Dan maar rustig blijven zitten? Als het te gek wordt, kun je niet anders dan vertrekken, dat snap ik ook wel. Maar dan meteen wel vaststellen dat de kans verkeken is om duidelijk te maken dat Gods Naam niet tegengesteld is aan het belang van degene die hem misbruikt. Dat je het behoud van de wereld, ook van de spotter, op het oog hebt. Een christen mag getuigen met woorden of met reacties op woorden. Hij moet immers altijd bereid zijn tot verantwoording. Maar soms houden woorden op.
Onbekeerd
Die tijd beleven we nu. Onze woorden werken niet meer. Ze worden niet gehoord of niet begrepen. En reacties op woorden wekken slechts wrevel. Ik denk aan de kop van De Telegraaf –ook begin deze week– over vrouwen op de lijst bij de SGP, aan het verhaal over een verbod op spreekbeurten over homo’s op orthodoxe scholen. Als woorden karikaturen worden en weerwoorden verzet oproepen, dan rest nog één ding: de daad. Althans naar buiten.

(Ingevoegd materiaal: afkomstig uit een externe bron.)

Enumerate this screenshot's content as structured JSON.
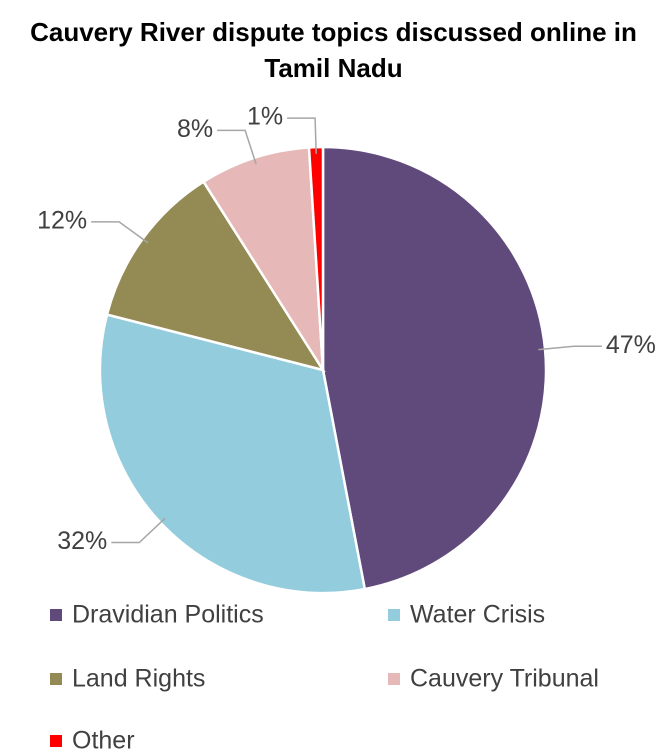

Ik las dat het belangrijkste instrument van de apologetiek, de verdediging van het christendom, de liefde is. Van christenen in de tweede eeuw gold: ze hadden lief, maar werden vervolgd. Het laatste had geen invloed op het eerste. Ze waren niet klein te krijgen, want ze hadden geen keus. Liefde was een nieuwe natuur geworden, het hoorde bij het discipelschap van Christus. Vervolging raakte de martelaren uiteindelijk niet: wij gaan ten hemel in en erven koninkrijken! Het raakte wel de vervolgers: het bloed van de martelaren werd het zaad van de kerk.
Zo’n houding heeft gevolgen naar binnen: we moeten elkaar vasthouden, bemoedigen, toerusten. Dáár ligt de waarde van het christelijk onderwijs, van de kerk. Zij vormen geen schuilkelders om te vluchten. Maar plaatsen om te rusten en toegerust te worden. Om daarna, opnieuw, de plaats in de samenleving in te nemen. Christenen vormen het zout der aarde. Zout hoort in de maaltijd, niet ernaast. Dat geeft precies aan hoe en waar God Zijn Kerk wil hebben.
Zijn Kerk. Met een hoofdletter. Niet een club van refo’s die netjes leeft naar vaste regels, maar het kan stellen zonder God. Als liefde ons antwoord op de smaad van de samenleving wordt, dan kan het niet meer dat we onbekeerd voortleven en daar nooit last van hebben. Want een uiterlijk christendom is een schijnvertoning voor de wereld. Daar wordt geen buitenstaander warm van. Laat de nood van onze gezindte vooral de onbekeerlijkheid van refoharten betreffen. Die is wezenlijker dan alle aardse voorrechten bij elkaar.